At 8 years old, I knew -- with sad certainty -- there were barriers, barriers with consequences. I knew that girls were sometimes given fewer opportunities than boys. That does something to a person.
A lot has changed since the early 1970s, thank goodness.
Yet even today, Fairfield doesn't have a Little League softball field for girls.
It's not for lack of need. I understand there are many active teams here, a whole community devoted to the sport. Who knows how many more girls could play if there were a dedicated field for them, with real dugout benches, regulation basepaths, and even a scoreboard?
It's not because Fairfield doesn't support Little League. Heck, there's not one but actually two boys' fields.
It's not because we don't have the space. As I understand it, a while back Fairfield bought some property to be used for recreation, and it's still available.
I don't know why a girls' field has never been built here. Anyway, we can only learn from the past, not change it. It hurts me deeply to hear that now, finally, when so many pieces are in place to build a field, there's still some opposition.

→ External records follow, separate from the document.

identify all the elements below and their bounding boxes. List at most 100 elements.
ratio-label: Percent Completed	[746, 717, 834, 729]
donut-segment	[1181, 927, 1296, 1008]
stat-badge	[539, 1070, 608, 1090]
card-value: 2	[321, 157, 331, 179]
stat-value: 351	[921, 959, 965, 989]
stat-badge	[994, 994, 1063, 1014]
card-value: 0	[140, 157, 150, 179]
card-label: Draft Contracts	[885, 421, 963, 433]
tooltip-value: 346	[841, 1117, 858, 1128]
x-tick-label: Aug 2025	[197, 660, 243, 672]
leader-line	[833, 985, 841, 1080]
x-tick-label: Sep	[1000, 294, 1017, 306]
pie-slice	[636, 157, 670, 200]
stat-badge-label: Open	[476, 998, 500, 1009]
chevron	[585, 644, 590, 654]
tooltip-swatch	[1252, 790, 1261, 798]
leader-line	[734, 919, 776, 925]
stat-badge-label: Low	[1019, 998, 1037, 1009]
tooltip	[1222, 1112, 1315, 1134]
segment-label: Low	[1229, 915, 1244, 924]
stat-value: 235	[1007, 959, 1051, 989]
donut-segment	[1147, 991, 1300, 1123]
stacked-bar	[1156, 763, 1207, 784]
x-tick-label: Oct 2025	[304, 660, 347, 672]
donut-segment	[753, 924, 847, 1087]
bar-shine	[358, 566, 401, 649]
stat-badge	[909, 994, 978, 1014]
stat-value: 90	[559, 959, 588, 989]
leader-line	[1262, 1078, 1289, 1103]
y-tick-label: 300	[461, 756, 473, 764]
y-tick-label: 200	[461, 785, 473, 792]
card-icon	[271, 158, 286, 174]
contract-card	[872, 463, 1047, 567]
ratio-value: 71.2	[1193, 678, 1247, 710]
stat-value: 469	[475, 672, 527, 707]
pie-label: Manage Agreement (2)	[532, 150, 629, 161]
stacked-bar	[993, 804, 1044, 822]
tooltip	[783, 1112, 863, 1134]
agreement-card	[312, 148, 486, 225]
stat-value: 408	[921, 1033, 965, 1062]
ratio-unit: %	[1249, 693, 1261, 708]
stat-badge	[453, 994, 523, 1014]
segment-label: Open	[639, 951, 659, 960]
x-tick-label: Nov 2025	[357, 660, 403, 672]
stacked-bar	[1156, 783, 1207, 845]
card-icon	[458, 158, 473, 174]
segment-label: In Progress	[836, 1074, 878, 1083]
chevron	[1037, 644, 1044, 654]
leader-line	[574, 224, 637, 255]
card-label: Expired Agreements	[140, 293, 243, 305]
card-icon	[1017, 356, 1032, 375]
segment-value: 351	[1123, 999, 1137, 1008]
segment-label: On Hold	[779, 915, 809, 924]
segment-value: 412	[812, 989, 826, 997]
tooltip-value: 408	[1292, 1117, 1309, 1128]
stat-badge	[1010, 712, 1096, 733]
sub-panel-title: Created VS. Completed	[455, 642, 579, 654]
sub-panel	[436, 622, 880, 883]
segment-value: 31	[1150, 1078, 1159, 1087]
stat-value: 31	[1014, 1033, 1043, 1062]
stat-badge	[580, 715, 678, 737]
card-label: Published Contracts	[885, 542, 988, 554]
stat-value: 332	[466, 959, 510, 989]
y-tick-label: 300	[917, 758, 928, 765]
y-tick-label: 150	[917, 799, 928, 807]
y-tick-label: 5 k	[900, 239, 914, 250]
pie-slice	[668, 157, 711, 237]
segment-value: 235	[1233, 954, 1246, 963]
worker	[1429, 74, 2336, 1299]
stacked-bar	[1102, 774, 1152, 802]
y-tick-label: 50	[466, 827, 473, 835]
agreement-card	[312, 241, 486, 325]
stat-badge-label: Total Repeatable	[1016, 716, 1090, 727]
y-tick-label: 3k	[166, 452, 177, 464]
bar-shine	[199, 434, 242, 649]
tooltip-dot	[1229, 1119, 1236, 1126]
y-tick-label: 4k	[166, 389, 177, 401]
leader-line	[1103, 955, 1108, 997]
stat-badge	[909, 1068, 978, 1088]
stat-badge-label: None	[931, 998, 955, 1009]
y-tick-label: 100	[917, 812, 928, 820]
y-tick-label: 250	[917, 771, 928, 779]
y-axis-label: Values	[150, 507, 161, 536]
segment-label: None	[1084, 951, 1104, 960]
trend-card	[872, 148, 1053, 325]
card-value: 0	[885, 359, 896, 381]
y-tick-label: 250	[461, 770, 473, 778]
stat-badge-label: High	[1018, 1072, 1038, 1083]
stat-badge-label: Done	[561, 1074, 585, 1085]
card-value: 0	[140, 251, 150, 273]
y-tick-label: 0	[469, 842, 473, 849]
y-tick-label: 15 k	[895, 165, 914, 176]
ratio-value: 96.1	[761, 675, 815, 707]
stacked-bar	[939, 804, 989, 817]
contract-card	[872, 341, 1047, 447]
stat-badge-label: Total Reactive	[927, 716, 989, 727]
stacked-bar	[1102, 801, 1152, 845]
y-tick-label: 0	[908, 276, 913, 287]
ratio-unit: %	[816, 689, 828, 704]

Let me state the obvious: An 8-year-old girl won't buy any of the arguments put up by the opposition, no matter how well-crafted they may seem. Until a field is built all she'll know is that her brother has a field to play on, and she doesn't. That, as I said, does something to a person. I truly love Fairfield, but really, what kind of town would deliver such a message to its children?
So I am grateful for our Board of Selectmen and our Board of Finance, who have reviewed the proposal with a fine-tooth comb and think building a girls' field -- and building it now -- is a good idea for Fairfield. I respectfully implore our RTM members to carefully consider the consequences -- tangible and intangible -- of their upcoming vote, and please decide in favor of building a field for the girls. It is time, truly.
Writer's note: The writer has no vested interest in the girls league; her daughter is in college and past Little League age.
Maintain open space
I am as a concerned resident who is urging you to vote no to the $350,000 proposal to build a girls' softball field on the last piece of open space property on Hoyden's Hill Lane. If not voted against, this will destroy almost 10 acres of irreplaceable open space. Open space benefits all town residents and a ball field will only be usable by a few. Open space adds to the quality of life in our town for all residents now and generations to come. Losing the open space would have adverse effects on wildlife that make this space their home. Let's maintain the beauty and integrity of this town and vote no to the girls' softball field proposal.